С трудом соскребаю себя с кровати и иду пить ещё одну таблетку обезболивающего. Мне так плохо, кажется, никогда не было.
Ещё раз чищу зубы и натягиваю на себя джинсы и простую хлопковую рубашку в цветочек. Не крашусь, потому что сил нет. Волосы просто собираю в хвост.
Не знаю, куда меня повезёт Кирилл Сергеевич. Предполагаю, что убираться в морге. Я даже не представляю, как мы там могли насвинячить.
Вместо сапогов на каблуке надеваю унты. Вспомнила, что они у меня есть, после того как Кирилл Сергеевич мне валенки подарил.
Знобит немного. Под унты надеваю пуховик подлиннее, а не укороченную модель.
Выползаю на свежий воздух до звонка и падаю на лавку возле подъезда. Дышу, стараясь прийти в себя.
Минуты три спустя приходит сообщение: «Спускайся». А ещё через минуту на дороге останавливается внедорожник Добрынского. Вздохнув, встаю с лавки и плетусь в его сторону.
— Ничего себе, ты шустрая, — усмехается Кирилл Сергеевич, когда я открываю дверь. — Подожди, я помогу тебе забраться.
Не отказываюсь от его помощи, потому что сейчас я в том состоянии, когда кажется: одно неловкое движение — и оторвётся сосуд.
Добрынский с лёгкостью подсаживает меня в машину и, захлопнув дверь, садится за руль. Оборачивается ко мне с каким-то странным весельем в глазах.
Молча вздыхаю и опускаю глаза — понимаю, что язвительных шуточек мне точно не избежать.
— Ну, привет, — вместо колкостей выдыхает Кирилл Сергеевич и трогается с места.
— Здравствуйте, — отзываюсь, покосившись на него.
— Как твоё самочувствие? — уточняет он буднично.
— Да как у вашего Петровича при нашей первой встрече, — усмехаюсь кисло. — Но наказание отработать готова.
— Какое наказание? — Добрынский одаривает меня удивлённым взглядом.
— А какое вы мне приготовили? — подозрительно щурюсь.
— Я? Наказание? Я что, похож на садиста? — возмущается он. — Я еду тебя лечить. И, судя по всему, как раз вовремя — иначе у тебя уже сознание путается.

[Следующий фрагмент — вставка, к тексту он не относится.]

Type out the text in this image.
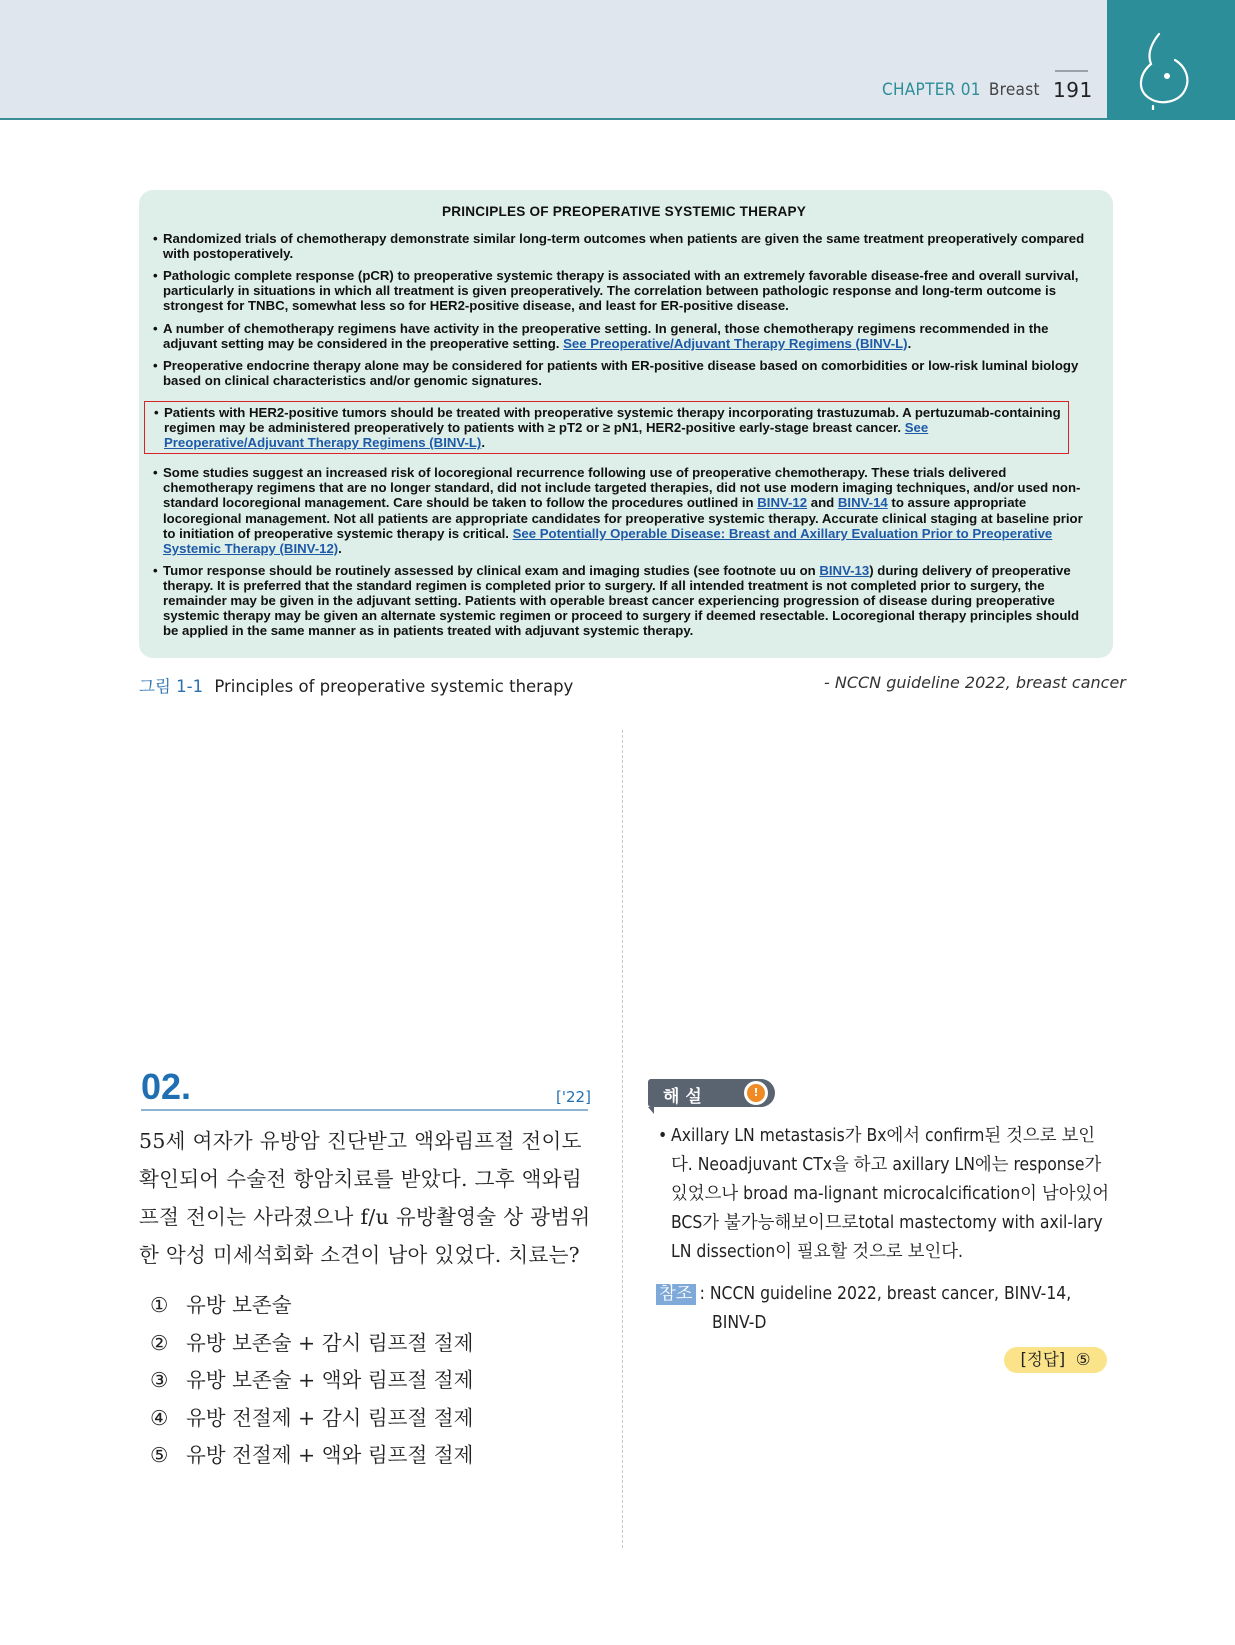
CHAPTER 01 Breast 191
PRINCIPLES OF PREOPERATIVE SYSTEMIC THERAPY
• Randomized trials of chemotherapy demonstrate similar long-term outcomes when patients are given the same treatment preoperatively compared with postoperatively.
• Pathologic complete response (pCR) to preoperative systemic therapy is associated with an extremely favorable disease-free and overall survival, particularly in situations in which all treatment is given preoperatively. The correlation between pathologic response and long-term outcome is strongest for TNBC, somewhat less so for HER2-positive disease, and least for ER-positive disease.
• A number of chemotherapy regimens have activity in the preoperative setting. In general, those chemotherapy regimens recommended in the adjuvant setting may be considered in the preoperative setting. See Preoperative/Adjuvant Therapy Regimens (BINV-L).
• Preoperative endocrine therapy alone may be considered for patients with ER-positive disease based on comorbidities or low-risk luminal biology based on clinical characteristics and/or genomic signatures.
• Patients with HER2-positive tumors should be treated with preoperative systemic therapy incorporating trastuzumab. A pertuzumab-containing regimen may be administered preoperatively to patients with ≥ pT2 or ≥ pN1, HER2-positive early-stage breast cancer. See Preoperative/Adjuvant Therapy Regimens (BINV-L).
• Some studies suggest an increased risk of locoregional recurrence following use of preoperative chemotherapy. These trials delivered chemotherapy regimens that are no longer standard, did not include targeted therapies, did not use modern imaging techniques, and/or used non-standard locoregional management. Care should be taken to follow the procedures outlined in BINV-12 and BINV-14 to assure appropriate locoregional management. Not all patients are appropriate candidates for preoperative systemic therapy. Accurate clinical staging at baseline prior to initiation of preoperative systemic therapy is critical. See Potentially Operable Disease: Breast and Axillary Evaluation Prior to Preoperative Systemic Therapy (BINV-12).
• Tumor response should be routinely assessed by clinical exam and imaging studies (see footnote uu on BINV-13) during delivery of preoperative therapy. It is preferred that the standard regimen is completed prior to surgery. If all intended treatment is not completed prior to surgery, the remainder may be given in the adjuvant setting. Patients with operable breast cancer experiencing progression of disease during preoperative systemic therapy may be given an alternate systemic regimen or proceed to surgery if deemed resectable. Locoregional therapy principles should be applied in the same manner as in patients treated with adjuvant systemic therapy.
그림 1-1 Principles of preoperative systemic therapy	- NCCN guideline 2022, breast cancer
02.	['22]
55세 여자가 유방암 진단받고 액와림프절 전이도 확인되어 수술전 항암치료를 받았다. 그후 액와림프절 전이는 사라졌으나 f/u 유방촬영술 상 광범위한 악성 미세석회화 소견이 남아 있었다. 치료는?
① 유방 보존술
② 유방 보존술 + 감시 림프절 절제
③ 유방 보존술 + 액와 림프절 절제
④ 유방 전절제 + 감시 림프절 절제
⑤ 유방 전절제 + 액와 림프절 절제
해설	!
• Axillary LN metastasis가 Bx에서 confirm된 것으로 보인다. Neoadjuvant CTx을 하고 axillary LN에는 response가 있었으나 broad ma-lignant microcalcification이 남아있어 BCS가 불가능해보이므로total mastectomy with axil-lary LN dissection이 필요할 것으로 보인다.
참조 : NCCN guideline 2022, breast cancer, BINV-14,
BINV-D
[정답] ⑤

— Я не поеду в больницу, — возмущаюсь. — Ещё не хватало капельницу мне ставить, как последней алкашке.
— Нет, Лен, — тянет Кирилл Сергеевич с улыбкой. — Это слишком сложно и долго. Я тебя, как последнюю алкашку, буду похмелять.
— Боже, — стону, закрыв лицо ладонью. — Да меня наизнанку вывернет. Меня уже тошнит только от одних мыслей.
Добрынский внезапно притормаживает, оборачивается назад, шуршит чем-то на заднем сидении и после вручает мне пустой пакет.
— Это на случай, если ты очень впечатлительная, — усмехается. — Я не буду тебя заставлять повторять вчерашний подвиг, но бокальчик сладкого вина под моим присмотром ты всё же будешь обязана в себя запихнуть.
— Не надо, пожалуйста, я больше никогда не буду пить, честное слово, — прошу его, сжимая пакет в руках. — Отвезите меня домой.
— Ты что, истеришь? — удивляется Кирилл Сергеевич.
— Я не алкашка, — смотрю на него серьёзно. — И я не хочу похмеляться. Я боюсь спиться.
— О да, с твоими талантами это немудрено, конечно, — усмехается Добрынский деланно хмуро. — Но под моим присмотром яд будет лекарством, — подмигивает мне.
Вздохнув, замолкаю и разглядываю проносящиеся мимо улицы. Слушаю радио. Внезапно начинается песня Даррена Хейза «Инсейшбл». Кажется, не слышала её сто лет. Очень любила.
Не успеваю подумать о том, что нужно попросить Кирилла Сергеевича сделать погромче, как он тут же тянется к магнитоле и увеличивает громкость.
— Вам тоже нравится эта песня? — усмехаюсь.
— Это же моя молодость, — кивает он.
И мы снова молчим, слушая песню, но в этот раз как-то по-другому. Будто мы молчим об одном и том же.
— Ой, а почему мы выехали из города? — оборачиваюсь на пронёсшуюся мимо табличку.
— Скоро узнаешь, — довольно усмехается Кирилл Сергеевич. — Тут недалеко.